How should cities and states tackle homelessness?

While homelessness is an emergency in communities across the country, experiencing homelessness should never be a criminal offense. Most people do not choose to be homeless, with studies showing that most homelessness is due to unmet mental health needs, physical illness, economic marginalization, and housing costs. Programs that provide housing, case management, and behavioral healthcare show promise in breaking cycles of homelessness. Simply providing supportive housing—as common sense a solution as it seems—is also a cost-effective one. In Los Angeles County, for example, it costs an average of $548 per day to incarcerate a person in a mental health unit, compared to just $207 to provide housing and community treatment. In New York City, the Corporation for Supportive Housing found that more than 2,500 people held on Rikers Island each year need access to supportive housing. The city spends $1.4 billion to incarcerate them, while it would cost just $108 million to provide them with supportive housing.

Prosecutors can also use diversion programs to break dangerous cycles of homelessness and incarceration. For instance, in Indianapolis, rather than jumping straight to seeking incarceration for all, Marion County Prosecutor Ryan Mears works with community-based organizations to identify people charged with crimes who could benefit from a diversion program that would address their housing needs. If a person is eligible for the program, they meet with prosecutors and craft a three-month plan to help stabilize their lives. If they meet their goals, Mears’s office dismisses the charges. Prosecutors nationwide can institute similar programs in lieu of approaches that make securing stable housing even more difficult.

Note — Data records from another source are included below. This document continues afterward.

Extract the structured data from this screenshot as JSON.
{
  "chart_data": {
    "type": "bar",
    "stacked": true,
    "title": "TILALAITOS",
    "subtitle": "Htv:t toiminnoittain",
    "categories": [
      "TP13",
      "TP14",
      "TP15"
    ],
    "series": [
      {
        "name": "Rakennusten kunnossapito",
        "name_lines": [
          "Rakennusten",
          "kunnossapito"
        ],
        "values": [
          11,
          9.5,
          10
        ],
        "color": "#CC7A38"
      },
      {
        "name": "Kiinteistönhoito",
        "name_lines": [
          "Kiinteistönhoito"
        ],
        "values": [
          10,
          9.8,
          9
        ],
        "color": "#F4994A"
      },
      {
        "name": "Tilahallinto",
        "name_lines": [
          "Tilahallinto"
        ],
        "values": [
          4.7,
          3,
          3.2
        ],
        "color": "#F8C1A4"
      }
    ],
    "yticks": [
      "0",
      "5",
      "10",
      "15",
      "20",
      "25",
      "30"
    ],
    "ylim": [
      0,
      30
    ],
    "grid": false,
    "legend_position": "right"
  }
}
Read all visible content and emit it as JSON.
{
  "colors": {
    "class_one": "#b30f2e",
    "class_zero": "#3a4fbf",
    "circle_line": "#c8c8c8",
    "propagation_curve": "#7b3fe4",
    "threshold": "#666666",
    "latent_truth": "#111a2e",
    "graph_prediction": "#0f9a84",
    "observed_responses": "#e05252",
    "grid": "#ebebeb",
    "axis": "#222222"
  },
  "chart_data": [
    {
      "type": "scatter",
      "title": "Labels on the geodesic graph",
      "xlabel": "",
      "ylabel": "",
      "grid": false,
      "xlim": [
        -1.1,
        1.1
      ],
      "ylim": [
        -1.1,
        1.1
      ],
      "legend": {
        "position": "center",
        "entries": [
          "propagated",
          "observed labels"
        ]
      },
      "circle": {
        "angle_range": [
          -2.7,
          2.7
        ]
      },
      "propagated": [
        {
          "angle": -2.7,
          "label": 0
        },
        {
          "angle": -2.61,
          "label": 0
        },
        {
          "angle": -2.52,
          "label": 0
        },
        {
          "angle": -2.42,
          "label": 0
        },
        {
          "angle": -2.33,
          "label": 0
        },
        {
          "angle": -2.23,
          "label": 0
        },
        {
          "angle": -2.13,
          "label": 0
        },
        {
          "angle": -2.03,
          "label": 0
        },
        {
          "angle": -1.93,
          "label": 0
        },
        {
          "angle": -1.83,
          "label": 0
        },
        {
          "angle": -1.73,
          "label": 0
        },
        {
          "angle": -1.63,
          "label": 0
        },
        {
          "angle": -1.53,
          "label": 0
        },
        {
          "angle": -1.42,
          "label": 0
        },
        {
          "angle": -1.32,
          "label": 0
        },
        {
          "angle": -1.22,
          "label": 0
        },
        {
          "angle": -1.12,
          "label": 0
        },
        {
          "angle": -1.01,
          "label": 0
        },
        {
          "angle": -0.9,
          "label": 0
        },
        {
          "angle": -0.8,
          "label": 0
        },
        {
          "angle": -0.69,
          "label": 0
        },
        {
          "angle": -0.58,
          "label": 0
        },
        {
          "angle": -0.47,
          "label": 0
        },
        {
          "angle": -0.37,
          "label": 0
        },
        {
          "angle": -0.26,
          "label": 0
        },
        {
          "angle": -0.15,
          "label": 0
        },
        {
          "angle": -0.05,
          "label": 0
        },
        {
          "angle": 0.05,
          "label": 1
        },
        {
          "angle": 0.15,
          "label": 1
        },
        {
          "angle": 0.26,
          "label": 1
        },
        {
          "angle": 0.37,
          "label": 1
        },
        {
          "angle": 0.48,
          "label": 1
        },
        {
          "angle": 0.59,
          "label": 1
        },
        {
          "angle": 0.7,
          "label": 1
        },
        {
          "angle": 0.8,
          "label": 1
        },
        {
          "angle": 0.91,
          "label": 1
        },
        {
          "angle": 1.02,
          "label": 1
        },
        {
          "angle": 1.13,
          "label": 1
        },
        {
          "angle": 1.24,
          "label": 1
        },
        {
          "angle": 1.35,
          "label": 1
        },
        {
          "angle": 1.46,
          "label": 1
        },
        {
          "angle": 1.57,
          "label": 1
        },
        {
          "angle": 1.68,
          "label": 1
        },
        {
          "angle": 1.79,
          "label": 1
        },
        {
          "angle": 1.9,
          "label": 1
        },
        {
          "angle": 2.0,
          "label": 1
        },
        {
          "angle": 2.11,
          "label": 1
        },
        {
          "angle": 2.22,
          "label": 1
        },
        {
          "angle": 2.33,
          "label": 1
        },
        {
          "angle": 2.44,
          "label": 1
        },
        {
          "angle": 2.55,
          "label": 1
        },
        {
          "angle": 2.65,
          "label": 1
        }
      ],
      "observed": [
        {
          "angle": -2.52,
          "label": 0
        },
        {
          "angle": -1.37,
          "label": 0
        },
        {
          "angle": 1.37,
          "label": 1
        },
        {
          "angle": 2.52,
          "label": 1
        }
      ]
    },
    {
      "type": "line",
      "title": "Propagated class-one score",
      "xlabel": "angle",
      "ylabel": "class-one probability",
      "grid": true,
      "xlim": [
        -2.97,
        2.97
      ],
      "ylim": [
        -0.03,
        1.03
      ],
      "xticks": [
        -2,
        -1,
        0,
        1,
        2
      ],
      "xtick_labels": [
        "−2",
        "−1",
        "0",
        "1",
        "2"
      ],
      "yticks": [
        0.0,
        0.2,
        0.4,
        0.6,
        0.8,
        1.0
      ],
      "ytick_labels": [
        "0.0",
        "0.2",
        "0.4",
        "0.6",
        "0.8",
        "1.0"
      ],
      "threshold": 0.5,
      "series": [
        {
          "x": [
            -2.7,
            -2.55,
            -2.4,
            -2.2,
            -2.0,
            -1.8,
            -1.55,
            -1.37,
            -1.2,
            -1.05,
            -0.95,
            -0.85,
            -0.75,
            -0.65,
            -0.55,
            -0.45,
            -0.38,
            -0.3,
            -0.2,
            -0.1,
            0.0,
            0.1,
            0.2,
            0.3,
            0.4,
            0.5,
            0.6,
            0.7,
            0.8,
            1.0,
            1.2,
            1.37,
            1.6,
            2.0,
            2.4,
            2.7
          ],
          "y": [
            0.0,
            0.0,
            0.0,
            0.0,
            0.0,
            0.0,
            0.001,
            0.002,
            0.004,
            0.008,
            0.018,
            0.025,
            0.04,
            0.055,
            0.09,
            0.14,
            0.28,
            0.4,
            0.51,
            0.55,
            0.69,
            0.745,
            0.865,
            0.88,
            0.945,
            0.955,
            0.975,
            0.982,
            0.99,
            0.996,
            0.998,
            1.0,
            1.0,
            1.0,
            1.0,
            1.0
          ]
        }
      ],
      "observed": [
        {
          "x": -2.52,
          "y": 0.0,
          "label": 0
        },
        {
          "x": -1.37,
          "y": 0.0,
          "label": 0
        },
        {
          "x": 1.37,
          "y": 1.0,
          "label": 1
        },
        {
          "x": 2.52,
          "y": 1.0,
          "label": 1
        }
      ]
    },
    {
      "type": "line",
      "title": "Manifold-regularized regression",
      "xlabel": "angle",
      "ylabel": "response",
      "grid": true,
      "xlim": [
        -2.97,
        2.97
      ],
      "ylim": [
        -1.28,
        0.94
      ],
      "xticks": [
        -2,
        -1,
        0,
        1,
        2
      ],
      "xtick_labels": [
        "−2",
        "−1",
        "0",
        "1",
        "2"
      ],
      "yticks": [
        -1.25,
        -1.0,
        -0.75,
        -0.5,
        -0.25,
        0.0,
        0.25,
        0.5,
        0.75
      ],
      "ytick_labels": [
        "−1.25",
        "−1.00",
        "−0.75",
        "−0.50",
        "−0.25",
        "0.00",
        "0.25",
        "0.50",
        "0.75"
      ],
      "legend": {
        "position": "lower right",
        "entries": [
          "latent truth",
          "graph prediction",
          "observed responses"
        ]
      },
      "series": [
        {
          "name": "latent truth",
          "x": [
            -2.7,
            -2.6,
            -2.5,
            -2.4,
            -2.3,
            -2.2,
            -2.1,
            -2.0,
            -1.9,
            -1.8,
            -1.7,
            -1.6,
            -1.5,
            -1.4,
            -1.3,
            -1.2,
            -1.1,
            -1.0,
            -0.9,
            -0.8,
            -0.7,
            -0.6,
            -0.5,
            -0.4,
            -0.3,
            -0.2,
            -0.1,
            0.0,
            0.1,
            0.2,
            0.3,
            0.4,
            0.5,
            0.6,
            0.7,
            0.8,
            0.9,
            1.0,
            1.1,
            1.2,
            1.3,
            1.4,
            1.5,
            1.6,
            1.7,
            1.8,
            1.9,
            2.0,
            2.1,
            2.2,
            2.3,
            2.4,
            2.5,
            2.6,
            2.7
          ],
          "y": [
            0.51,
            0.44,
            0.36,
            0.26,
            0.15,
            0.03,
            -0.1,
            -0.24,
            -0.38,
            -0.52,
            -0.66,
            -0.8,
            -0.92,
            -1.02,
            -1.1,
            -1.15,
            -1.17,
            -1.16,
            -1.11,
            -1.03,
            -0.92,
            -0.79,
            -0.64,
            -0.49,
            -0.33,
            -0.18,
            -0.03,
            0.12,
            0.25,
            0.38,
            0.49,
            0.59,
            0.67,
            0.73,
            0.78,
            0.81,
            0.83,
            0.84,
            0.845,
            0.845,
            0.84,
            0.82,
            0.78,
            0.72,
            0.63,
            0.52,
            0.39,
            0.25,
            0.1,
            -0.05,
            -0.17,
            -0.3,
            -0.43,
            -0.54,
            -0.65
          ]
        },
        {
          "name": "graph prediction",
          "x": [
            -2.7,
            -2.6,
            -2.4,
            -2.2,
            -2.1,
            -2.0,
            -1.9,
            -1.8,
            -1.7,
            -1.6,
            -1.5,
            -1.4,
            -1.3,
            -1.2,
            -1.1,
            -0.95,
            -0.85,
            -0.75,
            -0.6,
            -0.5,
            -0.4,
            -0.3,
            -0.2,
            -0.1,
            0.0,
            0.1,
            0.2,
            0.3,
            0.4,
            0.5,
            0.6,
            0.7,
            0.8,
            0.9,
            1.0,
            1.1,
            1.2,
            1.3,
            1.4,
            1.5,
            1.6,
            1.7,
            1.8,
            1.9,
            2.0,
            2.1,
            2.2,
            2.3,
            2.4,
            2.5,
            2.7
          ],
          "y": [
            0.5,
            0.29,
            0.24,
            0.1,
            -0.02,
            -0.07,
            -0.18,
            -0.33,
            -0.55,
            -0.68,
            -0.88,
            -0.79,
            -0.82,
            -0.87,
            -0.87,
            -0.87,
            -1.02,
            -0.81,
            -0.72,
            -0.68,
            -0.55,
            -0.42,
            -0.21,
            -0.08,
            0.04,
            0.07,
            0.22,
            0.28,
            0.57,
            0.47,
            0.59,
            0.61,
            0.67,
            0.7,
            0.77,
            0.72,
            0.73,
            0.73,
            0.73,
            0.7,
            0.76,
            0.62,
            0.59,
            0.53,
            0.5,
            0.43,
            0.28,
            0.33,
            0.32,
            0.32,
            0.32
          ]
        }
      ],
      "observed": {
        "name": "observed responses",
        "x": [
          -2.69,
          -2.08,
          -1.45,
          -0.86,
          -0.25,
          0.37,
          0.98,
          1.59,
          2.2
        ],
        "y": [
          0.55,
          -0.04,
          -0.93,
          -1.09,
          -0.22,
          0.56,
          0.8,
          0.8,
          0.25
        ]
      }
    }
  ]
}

Jurisdictions can also lower the barriers to housing that formerly incarcerated people face. Most public housing agencies in the United States have admissions policies that prevent or restrict formerly incarcerated people from living in their housing units, even if that’s where their family lives. But that could be changing soon. The U.S. Department of Housing and Urban Development recently proposed regulations that would prevent people from being automatically denied housing because of their conviction history. Moreover, states like Michigan are considering legislation that would prevent private landlords from discriminating based on arrest or conviction histories. These laws would help break cycles that trap people between poverty and incarceration.

Criminalizing homelessness is not a solution to the housing crisis, nor does it build public safety. Lower courts have already ruled that doing so is illegal, too. The Supreme Court should reiterate that fact and urge municipalities to use the tools we do have at our disposal—like diversion programs, supportive housing, and stable housing access following incarceration—to build safe communities where nobody is displaced.